Solving Backward Stochastic Differential Equations Using the Cubature Method: Application to Nonlinear Pricing

We are concerned with the numerical solution of a class of backward stochastic differential equations (BSDEs), where the terminal condition is a function of X-T, where X = {X-t, t is an element of [0, T]} is the solution to a standard stochastic differential equation (SDE). A characteristic of these type of BSDEs is that their solutions Y = {Y-t, t is an element of [0, T]} can be written as functions of time and X, Y-t = V-t(X-t). Moreover, the function V-t can be represented as the expected value of a functional of X. Therefore, since the forward component X-t is "known" at time t, the problem of estimating Y-t amounts to obtaining an approximation of the expected value of the corresponding functional.
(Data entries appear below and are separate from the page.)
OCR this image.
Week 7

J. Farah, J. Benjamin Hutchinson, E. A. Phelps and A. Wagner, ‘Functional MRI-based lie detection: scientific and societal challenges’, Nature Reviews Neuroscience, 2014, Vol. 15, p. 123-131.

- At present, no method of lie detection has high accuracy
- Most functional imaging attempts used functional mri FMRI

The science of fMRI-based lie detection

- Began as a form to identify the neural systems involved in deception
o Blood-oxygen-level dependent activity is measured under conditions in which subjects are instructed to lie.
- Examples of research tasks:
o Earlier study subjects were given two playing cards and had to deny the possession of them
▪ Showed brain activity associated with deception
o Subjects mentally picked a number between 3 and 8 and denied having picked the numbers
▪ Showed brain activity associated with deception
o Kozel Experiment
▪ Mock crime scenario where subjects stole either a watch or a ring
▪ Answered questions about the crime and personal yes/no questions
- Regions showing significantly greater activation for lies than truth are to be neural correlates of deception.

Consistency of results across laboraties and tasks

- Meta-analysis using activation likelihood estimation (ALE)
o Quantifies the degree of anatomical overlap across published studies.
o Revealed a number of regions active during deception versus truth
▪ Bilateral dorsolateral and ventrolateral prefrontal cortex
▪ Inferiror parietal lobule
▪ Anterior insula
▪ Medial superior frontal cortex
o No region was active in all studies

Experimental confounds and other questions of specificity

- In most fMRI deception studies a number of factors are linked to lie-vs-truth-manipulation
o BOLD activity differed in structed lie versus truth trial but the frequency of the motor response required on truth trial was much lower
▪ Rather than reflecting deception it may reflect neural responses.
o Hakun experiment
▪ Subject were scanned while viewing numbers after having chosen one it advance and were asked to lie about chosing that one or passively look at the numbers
The approximation of the solution of a BSDE requires an approximation of the law of the solution of the SDE satisfied by the forward component. We introduce a new algorithm, combining the Euler style discretization for BSDEs and the cubature method of Lyons and Victoir [Proc. R. Soc. Lond. Ser. A Math. Phys. Eng. Sci., 460 (2004), pp. 169-198]. The latter is an approximation method for the law of the solution of an SDE that generates a tree on which expectations and conditional expectations are evaluated. To treat the exponential growth in the number of leaves on the tree, we appeal to the tree based branching algorithm introduced in [D. Crisan and T. Lyons, Monte Carlo Methods Appl., 8 (2002), pp. 343-355]. The convergence results are proved under very general assumptions. In particular, the vector fields defining the forward equation do not necessarily satisfy the Hormander condition. Numerical examples are also provided.